Seanad debates

Thursday, 22 March 2012

Finance Bill 2012 (Certified Money Bill): Committee and Remaining Stages

 

11:00 am

Photo of Michael NoonanMichael Noonan (Limerick City, Fine Gael)

As Senator Reilly acknowledged, the Bill already provides for an increase in the exemption threshold from €4,004 to €10,036. This measure will cost in the region of €47 million for a full year and will remove nearly 330,000 people from the charge. While this is a significant cost, I do not expect it to result in a reduced yield for the Exchequer because of the switch to an accumulative basis of deduction and payment by the Revenue Commissioners from 1 January 2012, which will save a similar amount by avoiding underpayment of the universal social charge.

The additional cost of the recommendation would be in the region of €117 million for a full year and would remove an additional 273,000 people from the charge.

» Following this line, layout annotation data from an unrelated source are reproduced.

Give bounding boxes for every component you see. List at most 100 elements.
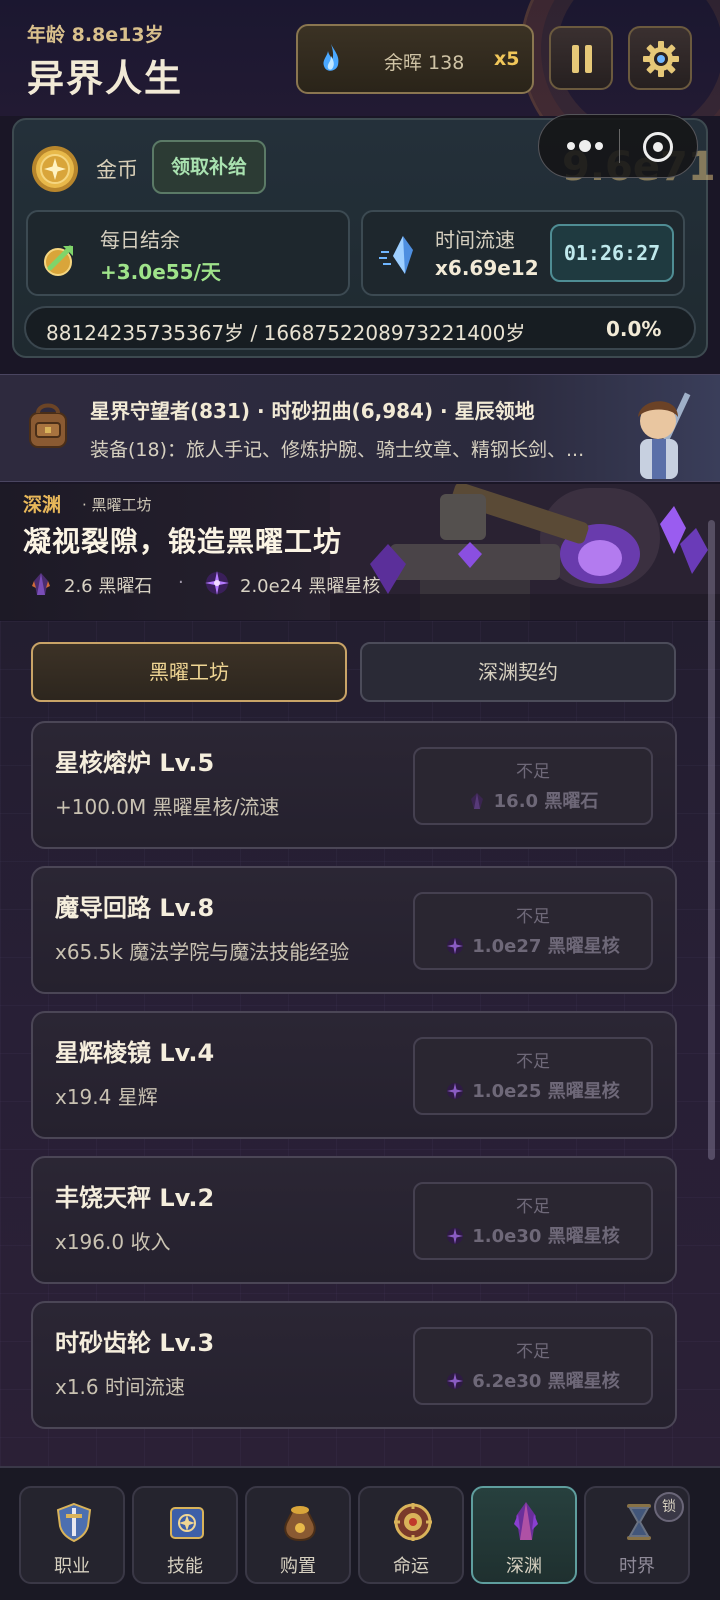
capsule-divider	[619, 129, 620, 163]
fate-wheel-icon	[391, 1500, 435, 1544]
abyss-workshop-banner: 深渊 · 黑曜工坊 凝视裂隙，锻造黑曜工坊 2.6 黑曜石 · 2.0e24 黑…	[0, 484, 720, 620]
character-info-banner[interactable]: 星界守望者(831) · 时砂扭曲(6,984) · 星辰领地 装备(18)：旅…	[0, 374, 720, 482]
lifespan-text: 88124235735367岁 / 1668752208973221400岁	[46, 321, 526, 345]
upgrade-cost: 1.0e27 黑曜星核	[415, 932, 651, 958]
star-core-amount: 2.0e24 黑曜星核	[240, 576, 381, 597]
upgrade-cost: 6.2e30 黑曜星核	[415, 1367, 651, 1393]
pause-button[interactable]	[549, 26, 613, 90]
equipment-summary: 装备(18)：旅人手记、修炼护腕、骑士纹章、精钢长剑、...	[90, 439, 585, 461]
upgrade-effect: +100.0M 黑曜星核/流速	[55, 795, 280, 819]
time-speed-value: x6.69e12	[435, 256, 539, 280]
nav-item-label: 时界	[619, 1556, 655, 1577]
insufficient-label: 不足	[516, 907, 550, 927]
more-menu-icon[interactable]	[565, 135, 605, 157]
coin-growth-icon	[44, 245, 73, 276]
pause-icon	[572, 45, 592, 73]
game-title: 异界人生	[27, 57, 183, 100]
treasure-bag-icon	[278, 1500, 322, 1544]
close-miniprogram-icon[interactable]	[643, 132, 673, 162]
gold-label: 金币	[96, 158, 138, 182]
star-core-icon	[205, 571, 229, 595]
gold-coin-icon	[32, 146, 78, 192]
abyss-section-subtitle: · 黑曜工坊	[82, 496, 152, 514]
daily-balance-card: 每日结余 +3.0e55/天	[26, 210, 350, 296]
nav-item[interactable]: 职业	[19, 1486, 125, 1584]
titles-summary: 星界守望者(831) · 时砂扭曲(6,984) · 星辰领地	[90, 399, 535, 423]
scrollbar-thumb[interactable]	[708, 520, 715, 1160]
upgrade-cost-text: 1.0e30 黑曜星核	[472, 1226, 620, 1247]
ember-label: 余晖 138	[384, 52, 465, 74]
tab-obsidian-workshop[interactable]: 黑曜工坊	[31, 642, 347, 702]
upgrade-cost: 1.0e30 黑曜星核	[415, 1222, 651, 1248]
upgrade-name: 星核熔炉 Lv.5	[55, 749, 215, 777]
daily-balance-value: +3.0e55/天	[100, 260, 221, 284]
bottom-navigation: 职业 技能 购置 命运 深渊 时界 锁	[0, 1466, 720, 1600]
upgrade-cost: 16.0 黑曜石	[415, 787, 651, 813]
lock-badge: 锁	[654, 1492, 684, 1522]
upgrade-card: 时砂齿轮 Lv.3 x1.6 时间流速 不足 6.2e30 黑曜星核	[31, 1301, 677, 1429]
upgrade-effect: x19.4 星辉	[55, 1085, 158, 1109]
upgrade-effect: x1.6 时间流速	[55, 1375, 185, 1399]
nav-item[interactable]: 时界 锁	[584, 1486, 690, 1584]
lifespan-percent: 0.0%	[606, 317, 662, 341]
star-core-icon	[446, 1082, 464, 1100]
insufficient-label: 不足	[516, 1342, 550, 1362]
boost-timer-button[interactable]: 01:26:27	[550, 224, 674, 282]
abyss-crystal-icon	[504, 1500, 548, 1544]
age-label: 年龄 8.8e13岁	[27, 24, 164, 46]
time-crystal-icon	[379, 236, 413, 274]
nav-item-label: 职业	[54, 1556, 90, 1577]
gold-panel: 金币 领取补给 9.6e71 每日结余 +3.0e55/天 时间流速 x6.69…	[12, 114, 716, 358]
lifespan-progress: 88124235735367岁 / 1668752208973221400岁 0…	[24, 306, 696, 350]
backpack-icon	[29, 403, 67, 448]
nav-item[interactable]: 深渊	[471, 1486, 577, 1584]
upgrade-buy-button[interactable]: 不足 1.0e27 黑曜星核	[413, 892, 653, 970]
blue-flame-icon	[323, 44, 339, 71]
obsidian-icon	[32, 573, 50, 595]
upgrade-name: 时砂齿轮 Lv.3	[55, 1329, 215, 1357]
star-core-icon	[446, 937, 464, 955]
upgrade-buy-button[interactable]: 不足 6.2e30 黑曜星核	[413, 1327, 653, 1405]
nav-item-label: 深渊	[506, 1556, 542, 1577]
nav-item[interactable]: 命运	[358, 1486, 464, 1584]
nav-item[interactable]: 技能	[132, 1486, 238, 1584]
nav-item-label: 命运	[393, 1556, 429, 1577]
abyss-section-tag: 深渊	[23, 494, 62, 516]
ember-counter[interactable]: 余晖 138 x5	[296, 24, 534, 94]
insufficient-label: 不足	[516, 1197, 550, 1217]
star-core-icon	[446, 1372, 464, 1390]
upgrade-cost-text: 6.2e30 黑曜星核	[472, 1371, 620, 1392]
settings-button[interactable]	[628, 26, 692, 90]
time-speed-card: 时间流速 x6.69e12 01:26:27	[361, 210, 685, 296]
forge-anvil-illustration	[330, 484, 720, 620]
upgrade-name: 星辉棱镜 Lv.4	[55, 1039, 215, 1067]
upgrade-cost-text: 1.0e27 黑曜星核	[472, 936, 620, 957]
upgrade-buy-button[interactable]: 不足 1.0e25 黑曜星核	[413, 1037, 653, 1115]
nav-item[interactable]: 购置	[245, 1486, 351, 1584]
miniprogram-capsule	[538, 114, 698, 178]
upgrade-buy-button[interactable]: 不足 16.0 黑曜石	[413, 747, 653, 825]
gear-icon	[643, 41, 679, 77]
upgrade-card: 魔导回路 Lv.8 x65.5k 魔法学院与魔法技能经验 不足 1.0e27 黑曜星核	[31, 866, 677, 994]
spellbook-icon	[165, 1500, 209, 1544]
star-core-icon	[446, 1227, 464, 1245]
obsidian-icon	[468, 792, 486, 810]
upgrade-effect: x65.5k 魔法学院与魔法技能经验	[55, 940, 350, 964]
nav-item-label: 技能	[167, 1556, 203, 1577]
obsidian-amount: 2.6 黑曜石	[64, 576, 153, 597]
upgrade-card: 星核熔炉 Lv.5 +100.0M 黑曜星核/流速 不足 16.0 黑曜石	[31, 721, 677, 849]
abyss-headline: 凝视裂隙，锻造黑曜工坊	[23, 525, 343, 558]
resource-separator: ·	[178, 572, 184, 593]
speed-multiplier[interactable]: x5	[494, 48, 519, 70]
claim-supply-button[interactable]: 领取补给	[152, 140, 266, 194]
upgrade-buy-button[interactable]: 不足 1.0e30 黑曜星核	[413, 1182, 653, 1260]
upgrade-name: 魔导回路 Lv.8	[55, 894, 215, 922]
upgrade-cost: 1.0e25 黑曜星核	[415, 1077, 651, 1103]
upgrade-card: 丰饶天秤 Lv.2 x196.0 收入 不足 1.0e30 黑曜星核	[31, 1156, 677, 1284]
tab-abyss-contract[interactable]: 深渊契约	[360, 642, 676, 702]
insufficient-label: 不足	[516, 1052, 550, 1072]
upgrade-cost-text: 16.0 黑曜石	[493, 791, 599, 812]
upgrade-card: 星辉棱镜 Lv.4 x19.4 星辉 不足 1.0e25 黑曜星核	[31, 1011, 677, 1139]
upgrade-effect: x196.0 收入	[55, 1230, 171, 1254]
top-header: 年龄 8.8e13岁 异界人生 余晖 138 x5	[0, 0, 720, 116]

This is a significant net cost, particularly in the context of the current budget balance. Moreover, a figure of €17,000 would bring the exemption threshold for the USC above the current entry point for income tax of €16,500 for a single person. Acceptance of this change would seriously undermine the rationale for the introduction of the USC, which was aimed at broadening the tax base from its unsustainable narrow level whereby a relatively small proportion of income earners were responsible for a disproportionate amount of the overall income tax yield, and to ensure most people made some contribution, however small, towards the provision of services and assisting the correction of the public finances. The removal of an additional 273,000 people from the charge would effectively reverse the base broadening already achieved. I must, therefore, oppose the recommendation.